È divenuta ormai consuetudine che ogni nuova produzione del Festival di Bayreuth vada in scena con nomi diversi da quelli annunciati: così questo Lohengrin non ha come interprete Roberto Alagna, ma Piotr Beczala, e come regista non il lettone affermato Alvis Hermanis, ma il giovane americano Yuval Sharon. Dunque a Bayreuth sono in arrivo i divi internazionali (e anche le dive, se è vero che l’anno prossimo passerà di qui Anna Netrebko) della lirica e ciò fa sì che per alcuni aspetti questo festival tenda ad assomigliare sempre più ad altri. Ma rimane anche terreno per sperimentazioni, come nel caso di Sharon che a Los Angeles ha il suo gruppo teatrale e allestisce spettacoli in luoghi diversi dal teatro. Il pubblico dei fedeli di Bayreuth era curioso di vedere se il nuovo Lohengrin avrebbe battuto in audacia il «Lohengrin dei topi» di Neuenfels che ha tenuto banco per anni nelle conversazioni al ristorante, in albergo, al Biergarten o al parco, a due passi dalla tomba di Wagner.
Ricordando che Wagner compose Lohengrin negli anni rivoluzionari delle barricate di Dresda che lo portarono a fuggire con Bakunin verso un lungo esilio in Svizzera, il regista si inventa che la comunità brabantina attraversi un momento di declino a causa della mancanza di elettricità e che in Lohengrin s’incarni il salvatore, cioè il portatore d’elettricità. La scena è dunque buia, su toni che dal celeste trascorrono al blu notte. E in tuta celeste da operaio (ma con il fulmine in mano, a mo’ di Zeus o moderno Prometeo) si presenta Lohengrin, senza navicella e senza cigno, vicino agli ideali di un Lenin, che – ci informa il regista – volle anche lui elettrificare la Russia. L’arrivo dell’elettricità sulle rive della Schelda è sancito dall’irruzione in scena di un vivissimo color arancio che squarcia il blu della tenebra fondamentalista, poiché oscurità e oscurantismo vivono a braccetto nel ducato di Brabante fino all’arrivo di Lohengrin.

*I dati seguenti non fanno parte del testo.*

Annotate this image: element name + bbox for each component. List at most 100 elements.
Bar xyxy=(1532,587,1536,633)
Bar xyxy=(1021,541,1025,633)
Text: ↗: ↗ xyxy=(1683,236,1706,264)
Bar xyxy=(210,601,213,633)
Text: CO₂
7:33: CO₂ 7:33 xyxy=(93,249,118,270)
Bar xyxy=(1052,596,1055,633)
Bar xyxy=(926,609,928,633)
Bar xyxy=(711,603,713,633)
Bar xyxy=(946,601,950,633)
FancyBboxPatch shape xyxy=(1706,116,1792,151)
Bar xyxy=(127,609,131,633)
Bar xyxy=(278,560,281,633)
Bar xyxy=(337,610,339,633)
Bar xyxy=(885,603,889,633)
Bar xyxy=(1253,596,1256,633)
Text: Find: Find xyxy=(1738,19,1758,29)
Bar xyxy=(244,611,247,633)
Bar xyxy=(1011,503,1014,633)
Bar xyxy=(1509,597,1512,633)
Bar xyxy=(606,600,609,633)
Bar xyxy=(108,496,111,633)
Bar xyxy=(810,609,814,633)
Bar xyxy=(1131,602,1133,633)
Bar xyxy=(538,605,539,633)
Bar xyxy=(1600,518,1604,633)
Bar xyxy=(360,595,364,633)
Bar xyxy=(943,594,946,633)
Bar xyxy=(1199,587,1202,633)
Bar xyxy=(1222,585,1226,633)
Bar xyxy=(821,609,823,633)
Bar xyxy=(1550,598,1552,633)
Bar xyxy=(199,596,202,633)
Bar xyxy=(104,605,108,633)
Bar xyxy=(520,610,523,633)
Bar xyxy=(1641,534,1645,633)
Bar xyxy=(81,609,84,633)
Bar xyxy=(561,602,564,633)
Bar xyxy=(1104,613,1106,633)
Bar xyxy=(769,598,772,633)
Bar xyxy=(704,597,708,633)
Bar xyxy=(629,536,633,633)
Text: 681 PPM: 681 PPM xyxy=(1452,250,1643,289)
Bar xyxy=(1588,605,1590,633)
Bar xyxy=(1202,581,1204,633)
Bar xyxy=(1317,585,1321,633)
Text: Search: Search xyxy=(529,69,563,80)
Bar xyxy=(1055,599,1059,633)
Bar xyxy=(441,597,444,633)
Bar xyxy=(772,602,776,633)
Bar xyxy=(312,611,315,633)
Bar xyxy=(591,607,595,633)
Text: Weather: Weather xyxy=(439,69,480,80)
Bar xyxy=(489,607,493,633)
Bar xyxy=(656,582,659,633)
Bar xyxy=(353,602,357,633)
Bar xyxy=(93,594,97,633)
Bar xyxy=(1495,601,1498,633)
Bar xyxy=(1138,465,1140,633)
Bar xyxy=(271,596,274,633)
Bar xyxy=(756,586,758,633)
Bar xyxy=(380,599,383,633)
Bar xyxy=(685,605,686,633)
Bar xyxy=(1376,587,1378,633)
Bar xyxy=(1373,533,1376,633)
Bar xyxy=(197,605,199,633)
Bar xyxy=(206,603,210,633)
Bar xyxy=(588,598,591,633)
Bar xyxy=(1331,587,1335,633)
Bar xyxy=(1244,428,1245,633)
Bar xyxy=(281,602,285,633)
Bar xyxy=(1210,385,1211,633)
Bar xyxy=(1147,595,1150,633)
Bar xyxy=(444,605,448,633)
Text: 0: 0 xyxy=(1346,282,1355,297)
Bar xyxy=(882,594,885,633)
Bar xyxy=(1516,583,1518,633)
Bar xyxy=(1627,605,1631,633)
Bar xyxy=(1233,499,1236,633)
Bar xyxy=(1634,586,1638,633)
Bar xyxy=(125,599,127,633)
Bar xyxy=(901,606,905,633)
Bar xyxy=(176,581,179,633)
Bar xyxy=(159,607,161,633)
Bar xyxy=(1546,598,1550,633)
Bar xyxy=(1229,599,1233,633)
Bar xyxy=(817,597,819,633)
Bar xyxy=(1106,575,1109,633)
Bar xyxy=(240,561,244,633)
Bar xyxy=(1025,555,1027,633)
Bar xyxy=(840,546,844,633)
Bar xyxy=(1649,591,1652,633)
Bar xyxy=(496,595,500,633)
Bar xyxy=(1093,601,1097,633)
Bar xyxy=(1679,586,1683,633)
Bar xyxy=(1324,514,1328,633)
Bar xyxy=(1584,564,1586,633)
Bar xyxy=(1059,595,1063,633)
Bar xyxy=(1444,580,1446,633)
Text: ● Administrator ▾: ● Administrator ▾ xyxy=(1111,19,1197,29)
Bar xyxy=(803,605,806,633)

Le scene e i costumi sono opera di due pittori, Neo Rauch e Rosa Loy, che sembrano ispirarsi al mondo delle fiabe, mondo al contempo infantile e terribile. In questa visione la donna è demonizzata e Ortrud non è poi così cattiva, anzi aiuta Elsa a liberarsi dalla sudditanza nei confronti del maschio oppressore. Lohengrin infatti nonostante le sue qualità di leader, in privato è un qualsiasi prepotente che non tollera dinieghi in camera da letto. Elsa liberata, divenuta forte e pronta ad affrontare il mondo, avrà da Lohengrin il dono dell’elettricità che viene negata al popolo di Brabante, ma sarà un dono nuovo, una nuova energia, pulita ed ecologica, che ha le fattezze del fratellino perduto, il Gottfried tutto verde e luminoso che l’accompagna nel finale.

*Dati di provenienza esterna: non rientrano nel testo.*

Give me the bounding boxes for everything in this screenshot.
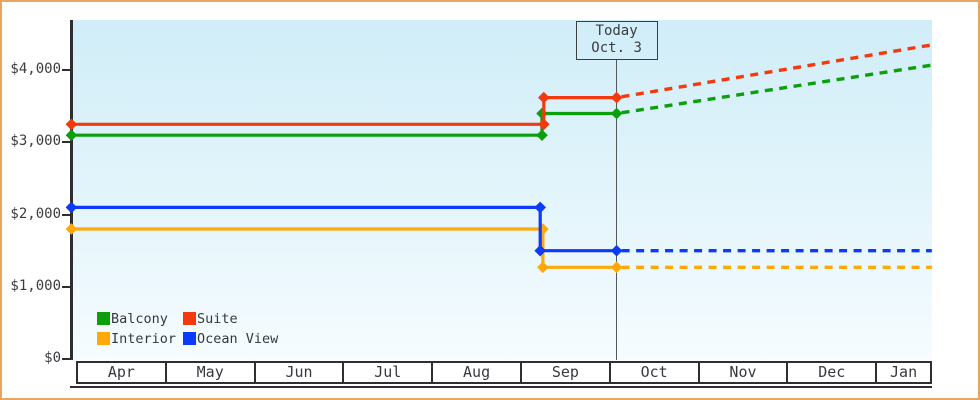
legend-swatch-ocean-view bbox=[183, 332, 196, 345]
x-axis-month-band: Apr May Jun Jul Aug Sep Oct Nov Dec Jan bbox=[76, 360, 932, 384]
today-annotation: Today Oct. 3 bbox=[575, 21, 658, 60]
x-axis-month-jan: Jan bbox=[890, 363, 918, 381]
y-axis-label-3000: $3,000 bbox=[10, 133, 61, 150]
legend-swatch-interior bbox=[97, 332, 110, 345]
legend-item-balcony: Balcony bbox=[97, 310, 183, 327]
x-axis-month-nov: Nov bbox=[700, 362, 789, 382]
today-annotation-date: Oct. 3 bbox=[591, 40, 642, 56]
today-annotation-title: Today bbox=[595, 23, 638, 39]
x-axis-month-may: May bbox=[167, 362, 256, 382]
legend-item-ocean-view: Ocean View bbox=[183, 330, 278, 347]
x-axis-month-sep: Sep bbox=[522, 362, 611, 382]
chart-legend: Balcony Suite Interior Ocean View bbox=[97, 310, 278, 347]
today-vertical-line bbox=[616, 60, 618, 360]
legend-label: Balcony bbox=[111, 310, 168, 327]
y-axis-label-4000: $4,000 bbox=[10, 61, 61, 78]
y-axis-label-1000: $1,000 bbox=[10, 277, 61, 294]
legend-item-suite: Suite bbox=[183, 310, 278, 327]
x-axis-month-oct: Oct bbox=[611, 362, 700, 382]
legend-item-interior: Interior bbox=[97, 330, 183, 347]
y-axis-label-2000: $2,000 bbox=[10, 205, 61, 222]
legend-swatch-suite bbox=[183, 312, 196, 325]
x-axis-month-apr: Apr bbox=[78, 362, 167, 382]
y-axis-line bbox=[69, 20, 73, 360]
x-axis-month-dec: Dec bbox=[788, 362, 878, 382]
legend-label: Ocean View bbox=[197, 330, 279, 347]
y-axis-label-0: $0 bbox=[44, 350, 61, 366]
legend-label: Suite bbox=[197, 310, 238, 327]
x-axis-month-jun: Jun bbox=[256, 362, 345, 382]
legend-label: Interior bbox=[111, 330, 177, 347]
legend-swatch-balcony bbox=[97, 312, 110, 325]
plot-area bbox=[72, 20, 932, 360]
x-axis-month-jul: Jul bbox=[344, 362, 434, 382]
x-axis-month-aug: Aug bbox=[433, 362, 522, 382]
x-axis-baseline bbox=[70, 386, 932, 388]
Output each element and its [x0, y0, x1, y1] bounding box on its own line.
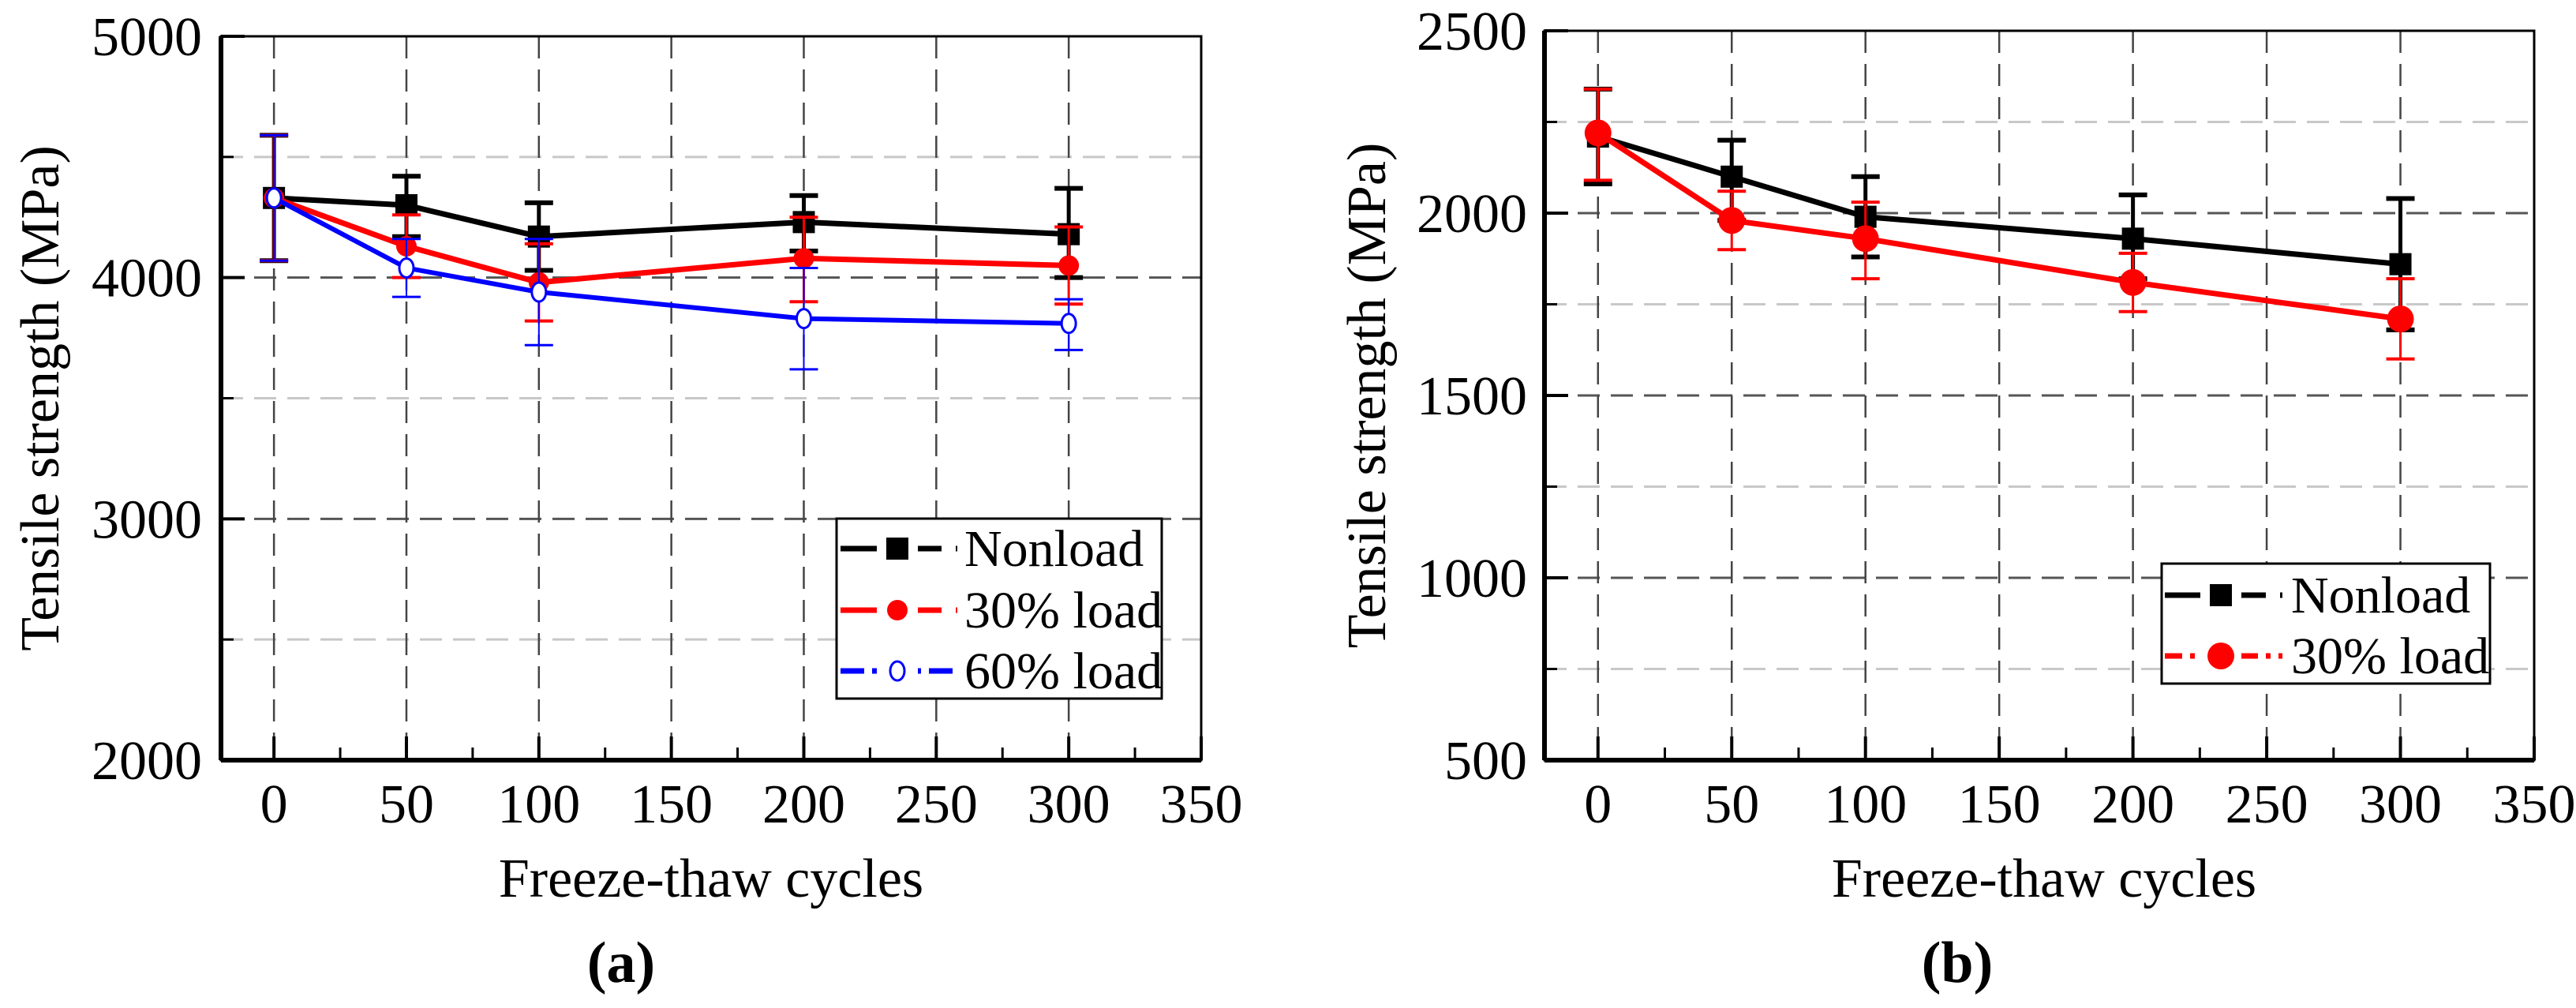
legend-square-marker — [886, 538, 908, 560]
legend-label: 30% load — [2291, 628, 2489, 685]
y-tick-label: 1500 — [1417, 366, 1527, 427]
x-tick-label: 100 — [497, 774, 580, 835]
x-tick-label: 250 — [895, 774, 978, 835]
y-tick-label: 3000 — [92, 489, 202, 550]
y-tick-label: 2500 — [1417, 2, 1527, 62]
y-tick-label: 2000 — [92, 731, 202, 792]
data-point-square-marker — [1720, 165, 1743, 188]
x-tick-label: 350 — [1160, 774, 1243, 835]
y-tick-label: 5000 — [92, 7, 202, 68]
data-point-circle-marker — [793, 248, 814, 269]
panel-label: (a) — [587, 931, 655, 995]
panel-label: (b) — [1922, 931, 1993, 995]
x-tick-label: 350 — [2493, 774, 2576, 835]
data-point-open-circle-marker — [398, 257, 415, 279]
chart-b: 0 50 100 150 200 250 300 350 500 1000 1500 2000 2500… — [1337, 2, 2576, 995]
y-tick-label: 2000 — [1417, 184, 1527, 245]
legend-circle-marker — [2207, 643, 2234, 669]
chart-a: 0 50 100 150 200 250 300 350 2000 3000 4000 5000 Fre… — [10, 7, 1243, 995]
data-point-circle-marker — [1058, 255, 1080, 276]
x-tick-label: 100 — [1824, 774, 1907, 835]
legend-square-marker — [2210, 584, 2232, 606]
y-tick-label: 500 — [1444, 731, 1527, 792]
data-point-circle-marker — [1852, 225, 1879, 253]
x-tick-label: 300 — [2359, 774, 2442, 835]
data-point-open-circle-marker — [1060, 313, 1077, 335]
data-point-square-marker — [395, 193, 417, 216]
y-tick-label: 4000 — [92, 249, 202, 309]
data-point-square-marker — [2389, 253, 2412, 275]
data-point-square-marker — [2121, 227, 2144, 250]
x-tick-label: 200 — [2091, 774, 2174, 835]
data-point-circle-marker — [2119, 268, 2147, 296]
x-tick-label: 50 — [379, 774, 434, 835]
legend-label: 30% load — [964, 582, 1163, 639]
x-tick-label: 0 — [1584, 774, 1612, 835]
data-point-open-circle-marker — [795, 308, 812, 330]
series-30-load — [1583, 87, 2415, 361]
y-axis-title: Tensile strength (MPa) — [10, 145, 71, 651]
x-tick-label: 150 — [630, 774, 713, 835]
y-axis-title: Tensile strength (MPa) — [1337, 143, 1398, 649]
data-point-circle-marker — [1718, 207, 1746, 234]
data-point-circle-marker — [1584, 119, 1612, 147]
y-tick-label: 1000 — [1417, 549, 1527, 609]
x-axis-title: Freeze-thaw cycles — [499, 849, 923, 909]
legend-label: Nonload — [2291, 567, 2470, 624]
x-tick-label: 50 — [1704, 774, 1759, 835]
data-point-open-circle-marker — [530, 281, 548, 303]
x-tick-label: 150 — [1958, 774, 2041, 835]
data-point-circle-marker — [2387, 305, 2414, 332]
series-60-load — [260, 133, 1084, 371]
legend-label: Nonload — [964, 520, 1144, 578]
x-tick-label: 300 — [1028, 774, 1110, 835]
x-tick-label: 250 — [2226, 774, 2308, 835]
x-tick-label: 200 — [762, 774, 845, 835]
data-point-open-circle-marker — [265, 187, 283, 209]
x-tick-label: 0 — [260, 774, 288, 835]
legend-label: 60% load — [964, 643, 1163, 700]
legend-circle-marker — [887, 600, 908, 620]
x-axis-title: Freeze-thaw cycles — [1832, 849, 2256, 909]
legend-open-circle-marker — [889, 660, 906, 682]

I personaggi principali sono muniti di ali da insetti e il rapido duello fra Lohengrin e Telramund si svolge nell’aria, con gran divertimento del pubblico. Il cast offre due splendide interpreti femminili, la fremente Anja Harteros, che con Elsa ha una lunga frequentazione, e la grande Waltraud Meier, che con Orturd fece il suo debutto sulle scene. Beczala propone un Lohengrin «all’italiana», forte del fatto che proprio questa è considerata l’opera più «italiana» di Wagner. Georg Zeppenfeld è un re Enrico potente e convincente, mentre il Telramund di Tomascz Konieczni è ridotto a una sorta di macchietta del «cattivo» di turno. Christian Thielemann sigla un primo preludio monumentale e religioso, firmando un Lohengrin meno passionale, all’insegna della classicità.

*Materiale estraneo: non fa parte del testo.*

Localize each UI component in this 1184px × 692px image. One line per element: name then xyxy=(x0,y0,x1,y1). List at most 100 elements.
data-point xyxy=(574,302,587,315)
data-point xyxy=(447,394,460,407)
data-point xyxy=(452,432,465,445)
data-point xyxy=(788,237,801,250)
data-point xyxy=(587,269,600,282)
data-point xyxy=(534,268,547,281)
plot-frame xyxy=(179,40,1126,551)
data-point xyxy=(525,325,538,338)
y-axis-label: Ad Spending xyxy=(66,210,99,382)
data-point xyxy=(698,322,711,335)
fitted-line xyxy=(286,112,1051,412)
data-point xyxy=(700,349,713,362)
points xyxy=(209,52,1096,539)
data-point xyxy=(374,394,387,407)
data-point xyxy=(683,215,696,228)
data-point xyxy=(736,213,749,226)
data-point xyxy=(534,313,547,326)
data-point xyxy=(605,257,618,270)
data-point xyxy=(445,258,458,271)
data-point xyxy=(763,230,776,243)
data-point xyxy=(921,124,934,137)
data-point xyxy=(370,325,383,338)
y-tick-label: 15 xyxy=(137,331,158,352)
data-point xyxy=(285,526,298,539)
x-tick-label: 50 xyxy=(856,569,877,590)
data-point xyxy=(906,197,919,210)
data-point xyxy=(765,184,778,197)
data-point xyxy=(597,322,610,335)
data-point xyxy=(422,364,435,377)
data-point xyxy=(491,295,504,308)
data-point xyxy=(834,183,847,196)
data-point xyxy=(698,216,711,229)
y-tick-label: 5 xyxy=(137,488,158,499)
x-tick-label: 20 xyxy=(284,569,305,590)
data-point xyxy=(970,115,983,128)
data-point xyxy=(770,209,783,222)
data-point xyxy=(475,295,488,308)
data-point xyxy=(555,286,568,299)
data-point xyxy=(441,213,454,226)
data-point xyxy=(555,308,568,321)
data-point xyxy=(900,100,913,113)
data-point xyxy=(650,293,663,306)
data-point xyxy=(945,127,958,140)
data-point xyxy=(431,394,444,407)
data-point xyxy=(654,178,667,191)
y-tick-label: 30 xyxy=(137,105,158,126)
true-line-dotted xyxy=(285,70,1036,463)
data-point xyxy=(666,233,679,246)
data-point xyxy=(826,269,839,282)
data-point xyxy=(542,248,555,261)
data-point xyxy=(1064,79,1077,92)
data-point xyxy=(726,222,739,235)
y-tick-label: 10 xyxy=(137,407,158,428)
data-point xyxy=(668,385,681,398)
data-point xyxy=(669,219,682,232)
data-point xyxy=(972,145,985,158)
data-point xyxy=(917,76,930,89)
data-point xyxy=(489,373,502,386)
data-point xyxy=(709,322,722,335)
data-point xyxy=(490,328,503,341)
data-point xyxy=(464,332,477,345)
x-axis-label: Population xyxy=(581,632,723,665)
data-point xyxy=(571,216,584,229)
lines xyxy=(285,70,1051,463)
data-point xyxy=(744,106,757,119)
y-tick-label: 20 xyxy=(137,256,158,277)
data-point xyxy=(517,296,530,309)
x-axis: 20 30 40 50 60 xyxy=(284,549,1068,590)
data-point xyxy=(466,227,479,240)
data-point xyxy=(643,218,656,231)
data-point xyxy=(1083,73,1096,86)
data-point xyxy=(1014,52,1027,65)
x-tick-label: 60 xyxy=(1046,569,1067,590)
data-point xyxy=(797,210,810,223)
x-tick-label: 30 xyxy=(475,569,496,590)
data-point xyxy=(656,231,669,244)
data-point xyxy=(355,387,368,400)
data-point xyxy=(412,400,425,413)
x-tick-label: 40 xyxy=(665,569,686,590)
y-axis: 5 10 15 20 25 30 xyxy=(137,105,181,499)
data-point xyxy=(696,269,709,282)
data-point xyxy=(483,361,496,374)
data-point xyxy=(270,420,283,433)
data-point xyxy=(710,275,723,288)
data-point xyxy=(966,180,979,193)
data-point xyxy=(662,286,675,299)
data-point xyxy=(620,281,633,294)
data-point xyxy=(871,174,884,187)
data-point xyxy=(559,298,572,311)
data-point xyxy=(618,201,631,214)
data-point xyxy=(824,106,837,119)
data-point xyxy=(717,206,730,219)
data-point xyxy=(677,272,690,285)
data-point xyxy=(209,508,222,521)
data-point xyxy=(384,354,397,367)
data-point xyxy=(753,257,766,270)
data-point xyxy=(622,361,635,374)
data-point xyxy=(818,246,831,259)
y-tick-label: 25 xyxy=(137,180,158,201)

L’altro evento che caratterizza il festival è la ripresa di Die Walküre con la novità della direzione musicale affidata a Placido Domingo, che quasi vent’anni fa è stato Siegmund sul palcoscenico del Festspielhaus. È un’occasione per ritrovare uno splendido tassello della produzione del Ring di Castorf, che non finisce mai di affascinare. Il resto è noto: Domingo è stato buato alla «prima», Bayreuth non concilia.